A recent Gallup survey asked American adults whether they have become more conservative or more liberal in recent years, and the answer might suggest a bumpier road ahead for the Administration. Despite the Democratic sweep in 2008, “more conservative” prevailed 2 to 1. Being strong with the right is not a bad place for a woman of ambition to get started.
Outside her family’s Dillingham smokehouse, Palin lays out a robust indictment of the Obama agenda. “President Obama is growing government outrageously, and it’s immoral and it’s uneconomic,” she says. “The debt that our nation is incurring, trillions of dollars that we’re passing on to our kids, expecting them to pay off for us, is immoral and doesn’t even make economic sense.
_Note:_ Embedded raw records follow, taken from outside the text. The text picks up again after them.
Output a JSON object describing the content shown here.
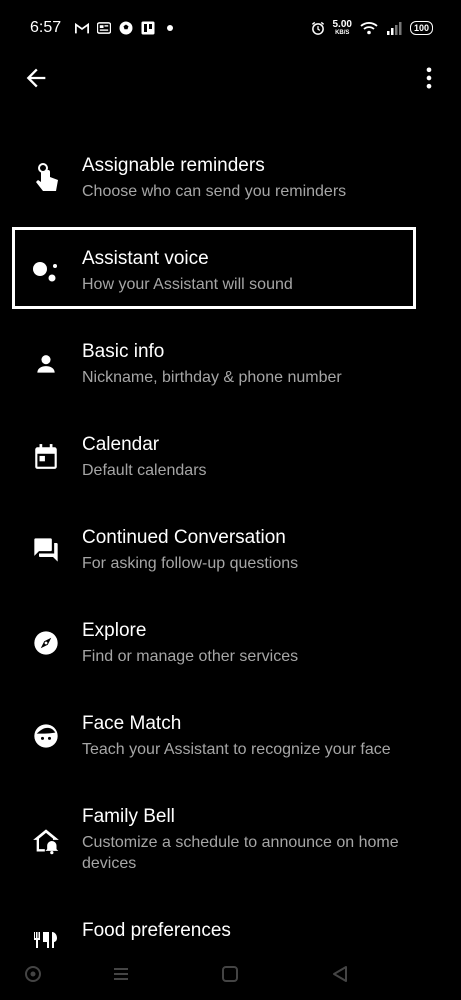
{
  "status_bar": {
    "time": "6:57",
    "speed_value": "5.00",
    "speed_unit": "KB/S",
    "battery": "100"
  },
  "app_bar": {
    "back_icon": "arrow-back-icon",
    "more_icon": "more-vert-icon"
  },
  "items": [
    {
      "title": "Assignable reminders",
      "subtitle": "Choose who can send you reminders",
      "icon": "touch-hand-icon"
    },
    {
      "title": "Assistant voice",
      "subtitle": "How your Assistant will sound",
      "icon": "assistant-dots-icon"
    },
    {
      "title": "Basic info",
      "subtitle": "Nickname, birthday & phone number",
      "icon": "person-icon"
    },
    {
      "title": "Calendar",
      "subtitle": "Default calendars",
      "icon": "calendar-icon"
    },
    {
      "title": "Continued Conversation",
      "subtitle": "For asking follow-up questions",
      "icon": "forum-icon"
    },
    {
      "title": "Explore",
      "subtitle": "Find or manage other services",
      "icon": "compass-icon"
    },
    {
      "title": "Face Match",
      "subtitle": "Teach your Assistant to recognize your face",
      "icon": "face-icon"
    },
    {
      "title": "Family Bell",
      "subtitle": "Customize a schedule to announce on home devices",
      "icon": "home-bell-icon"
    },
    {
      "title": "Food preferences",
      "subtitle": "",
      "icon": "food-icon"
    }
  ],
  "colors": {
    "background": "#000000",
    "title": "#ffffff",
    "subtitle": "#a6a6a6",
    "highlight_border": "#ffffff"
  }
}
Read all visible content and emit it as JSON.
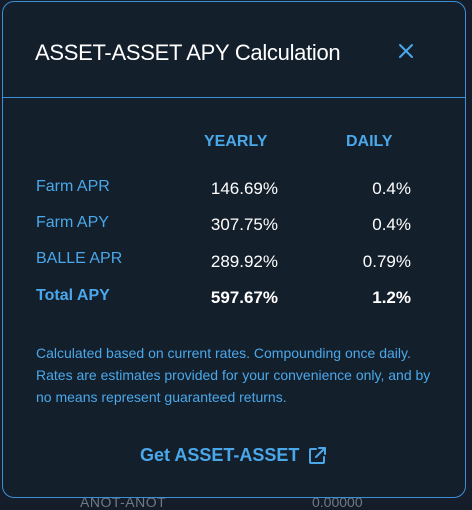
{
  "modal": {
    "title": "ASSET-ASSET APY Calculation",
    "close_icon": "close-icon",
    "columns": {
      "yearly": "YEARLY",
      "daily": "DAILY"
    },
    "rows": [
      {
        "label": "Farm APR",
        "yearly": "146.69%",
        "daily": "0.4%"
      },
      {
        "label": "Farm APY",
        "yearly": "307.75%",
        "daily": "0.4%"
      },
      {
        "label": "BALLE APR",
        "yearly": "289.92%",
        "daily": "0.79%"
      },
      {
        "label": "Total APY",
        "yearly": "597.67%",
        "daily": "1.2%"
      }
    ],
    "note": "Calculated based on current rates. Compounding once daily. Rates are estimates provided for your convenience only, and by no means represent guaranteed returns.",
    "link_label": "Get ASSET-ASSET",
    "link_icon": "external-link-icon"
  },
  "colors": {
    "accent": "#4aa8ea",
    "border": "#3b8fd6",
    "modal_bg": "#141f2c",
    "text": "#ffffff"
  }
}
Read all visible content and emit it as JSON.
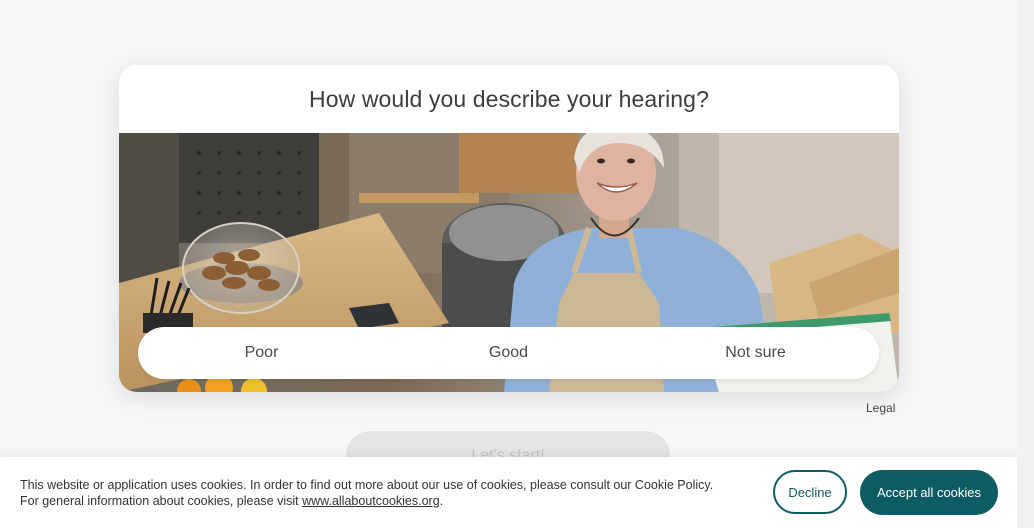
{
  "survey": {
    "question": "How would you describe your hearing?",
    "answers": [
      {
        "label": "Poor"
      },
      {
        "label": "Good"
      },
      {
        "label": "Not sure"
      }
    ]
  },
  "legal_link": "Legal",
  "start_button": "Let's start!",
  "cookie_banner": {
    "text_before_link": "This website or application uses cookies. In order to find out more about our use of cookies, please consult our Cookie Policy. For general information about cookies, please visit ",
    "link_text": "www.allaboutcookies.org",
    "text_after_link": ".",
    "decline_label": "Decline",
    "accept_label": "Accept all cookies"
  },
  "colors": {
    "accent": "#0d5c63",
    "page_background": "#f5f6f7"
  }
}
So his growth-of-government agenda needs to be ratcheted back, and it’s going to take good people who have the guts to stand up to him.”
She continues. The cap-and-trade energy plan “is going to drive the cost of consumer goods and the cost of energy so extremely high.” Democratic health-care proposals, she says, look increasingly like the ideas that McCain proposed during the campaign. “One thing reporters aren’t asking the Administration is–it’s such a simple question, and people around here in the real world, outside of Washington, D.C., want reporters to ask–President Obama, how are you going to pay for this one- or two- or three-trillion-dollar health-care plan? How are you going to pay off the stimulus package, those borrowed dollars? How are you going to pay for so many things that you are proposing and you are implementing? Americans deserve to know.”
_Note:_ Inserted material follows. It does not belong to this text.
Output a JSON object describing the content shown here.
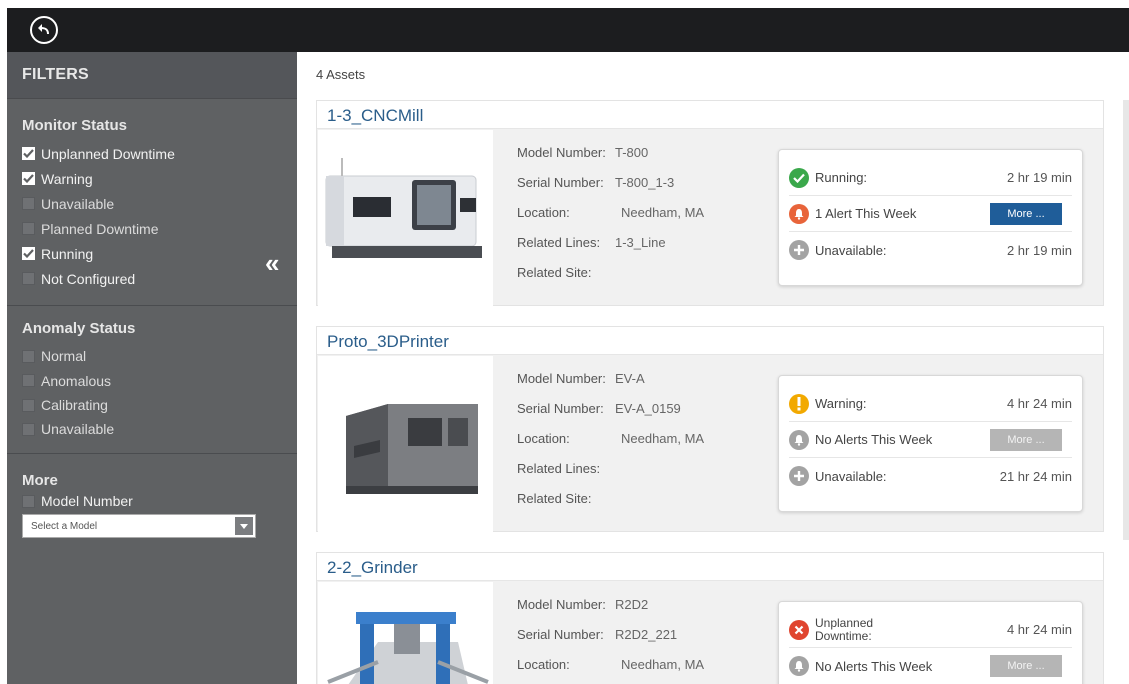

For Palin, the question might be, How thin a résumé and how unconventional a background will voters embrace? Obama–a first-term Senator with roots in Hawaii, Kenya and Indonesia–moved the bar quite a distance. But would the same country that picked the lofty, cerebral liberal turn around four years later and embrace an earthy, instinctive conservative? After all, President Obama will also be a lot more experienced in 2012.
Whatever else we take away from Palin’s abrupt announcement that she is quitting, she has proved that her low opinion of government includes even her own powers and prerogatives. As she put it in her farewell speech–the one that began “Hi, Alaska!”–the governor’s office is no longer a place for “productive, fulfilled people … choosing to wisely utilize precious time.” A lot of conservative politicians stop wanting smaller government the minute the government is them. Then they discover that they like the trappings, earmarks and junkets, the plums for friends. For Palin, the job offered little more than “lame-duck status–hit the road, draw the paycheck and milk it.”
So, bye, Alaska! She made her declaration on Independence Day weekend as a symbol, she says, of her new and exhilarating freedom. She’s headed to a bookstore, a television set, a convention hall near you, armed with an anti-résumé. Cut loose from her obligations to her huge and awesome homeland, her message remains quintessentially Alaskan. Where she comes from–the last American frontier–the past is irrelevant, the rules are suspended, and limitations are for losers.